DOS MUJERES EN PRAGA DE JUAN JOSE MILLAS

A las cuatro de la mañana desperté con ganas de orinar y salí de la recamara para no regresar hasta la noche siguiente. Tomé mi cobertor sin hacer más ruido que el que hace una hoja cayendo del árbol y me fui al salón donde me esperaba la novela que había comprado en la tarde. Una bella edición con una mujer en la portada, de espaldas, caminando solitaria por una calle oscura, en la noche. Por causas que desconozco la asocié con mi esposa, imaginé que se marchaba de casa, me abandonaba irremisiblemente, ya sea porque se dirigía rumbo a la muerte a cumplir con un llamado perentorio o simplemente porque así era ella, algo la impulsaba siempre a buscar otras gentes con quien encontrar cobijo, en otros ámbitos, y una profunda tristeza me embargó de repente ante la imposibilidad de seguirla, porque yo quería seguir junto a ella por todo lo que me restaba de vida, pero ella no.
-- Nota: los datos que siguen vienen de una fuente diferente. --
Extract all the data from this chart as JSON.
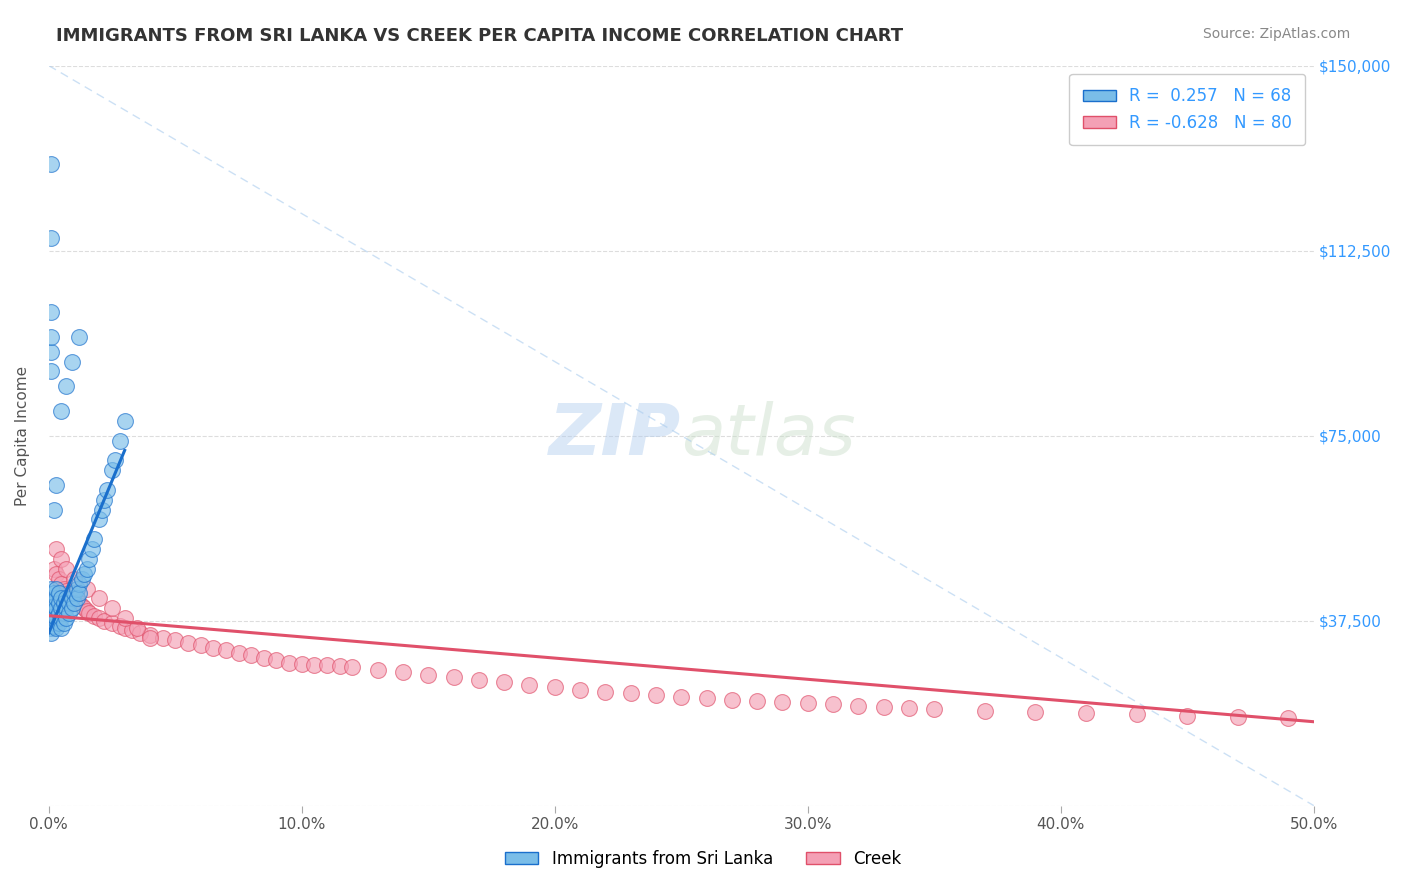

Era tan solo una fotografía, era de noche, y me preocupaba por pensar en qué lugar dormiría y me vi tentado a correr en busca del chal de color de rosa que se había comprado con su propio dinero para que no pasara frío. Me sentí culpable de no haberle regalado nunca joyas para que llegado este momento tuviese algo que vender para ir tirando, como se dice, mientras conseguía algun empleo. Alguna vez le regalé unos aretes baratos que seguramente llevaba puestos. Se marchaba sin mirar atrás, ligeramente encorvada, con paso lento, como derrotada, con las manos vacías, encallecidas de tanto fregar en la cocina, sin esperanzas de nada. Y sin embargo el triste era yo, las lágrimas corrían por mi rostro, por no haber sido capaz de comprenderla. Después de tantos años de vivir juntos todo terminaba en una mujer de espaldas caminando hacía lo más oscuro de la calle. Así continué mirando la fotografía que tanto dolor me causaba, sabía que todo era producto de mi imaginación, que mi esposa real se encontraba durmiendo en la recamara, pero yo necesitaba llorar un poco quizás por otra causa, pero esa portada me facilitaba las cosas. La novela se llama Dos mujeres en Praga y es de Juan José Millás y no se por qué me inspiró esta historia.